Re: HTML is declarative on purpose [was: Web neurons ]

Albert Lunde (Albert-Lunde@nwu.edu)
Fri, 31 May 1996 00:53:45 -0500 (CDT)


Message-Id: <199605310553.AA253042025@merle.acns.nwu.edu>
Subject: Re: HTML is declarative on purpose [was: Web neurons ]
To: www-html@w3.org
Date: Fri, 31 May 1996 00:53:45 -0500 (CDT)
In-Reply-To: <199605310224.DAA11751@power1.powernet.co.uk> from "John Middlemas" at May 31, 96 03:24:27 am
From: Albert-Lunde@nwu.edu (Albert Lunde)

> >>You wouldn't need applets if HTML was improved.
> >Yes, you probably would.  As soon as you give people enough power, 
> >to do simple things, they will be wanting to program whole database
> >systems in it.  
> I really don't believe you would. Any database and database handling program can be duplicated by linked HTML pages with suitable HTML extensions that allow:-
[... stuff...] 
> all automatically.
> 
> In this I am thinking that each HTML page represents one database element.
> 
> It may look like a lot but not that many extensions are needed, just the right ones (IMHO).

It may be possible... but I have doubts that it would be useful.  
A program stored in many text files,  being fetched across the network
or from file systems would have massive over-head. On another hand,
as a programming language this sounds radically _unstructured_, with
web links taking the role of "go to" statements in creating tangled code.
It could get more confused than Hypercard at its worst.

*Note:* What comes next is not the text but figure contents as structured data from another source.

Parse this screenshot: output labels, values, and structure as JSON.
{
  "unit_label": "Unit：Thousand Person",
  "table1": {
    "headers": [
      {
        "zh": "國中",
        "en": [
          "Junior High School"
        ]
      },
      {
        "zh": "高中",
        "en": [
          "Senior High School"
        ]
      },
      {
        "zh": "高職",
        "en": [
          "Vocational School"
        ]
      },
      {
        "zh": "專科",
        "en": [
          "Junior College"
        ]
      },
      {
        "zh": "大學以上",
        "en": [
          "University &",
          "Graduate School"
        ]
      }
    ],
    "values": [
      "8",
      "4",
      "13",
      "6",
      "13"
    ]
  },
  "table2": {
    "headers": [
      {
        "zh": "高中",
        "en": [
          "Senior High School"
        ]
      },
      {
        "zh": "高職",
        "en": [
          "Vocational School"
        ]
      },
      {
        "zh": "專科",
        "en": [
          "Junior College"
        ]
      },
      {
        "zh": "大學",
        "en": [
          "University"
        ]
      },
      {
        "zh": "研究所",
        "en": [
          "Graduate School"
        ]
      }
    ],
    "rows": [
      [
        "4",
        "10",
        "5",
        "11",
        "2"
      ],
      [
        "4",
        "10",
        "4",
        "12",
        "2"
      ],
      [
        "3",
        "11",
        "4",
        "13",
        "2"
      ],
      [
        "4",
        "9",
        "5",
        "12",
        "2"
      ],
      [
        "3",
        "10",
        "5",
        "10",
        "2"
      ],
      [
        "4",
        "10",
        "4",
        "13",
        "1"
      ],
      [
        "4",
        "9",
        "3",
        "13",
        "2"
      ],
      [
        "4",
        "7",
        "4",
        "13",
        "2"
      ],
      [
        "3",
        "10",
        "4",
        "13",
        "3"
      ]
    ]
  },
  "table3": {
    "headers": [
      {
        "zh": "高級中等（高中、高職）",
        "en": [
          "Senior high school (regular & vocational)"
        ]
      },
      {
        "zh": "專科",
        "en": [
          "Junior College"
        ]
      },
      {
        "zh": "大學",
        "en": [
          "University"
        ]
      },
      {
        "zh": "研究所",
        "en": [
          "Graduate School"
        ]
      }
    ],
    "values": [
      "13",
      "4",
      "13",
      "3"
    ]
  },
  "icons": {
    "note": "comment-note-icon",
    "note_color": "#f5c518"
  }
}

If you want a distributed computing system implemented over the web,
there's no need to make it a varient of HTML. Just define a new
MIME type, designed to do what you want cleanly, and fetch it with
HTTP. (Of course, there is Java.)  

If you don't like Java, you can define a different language and
virtual environment... but I don't see any great merit in the form
of HTML as a basis for a general-purpose programming language.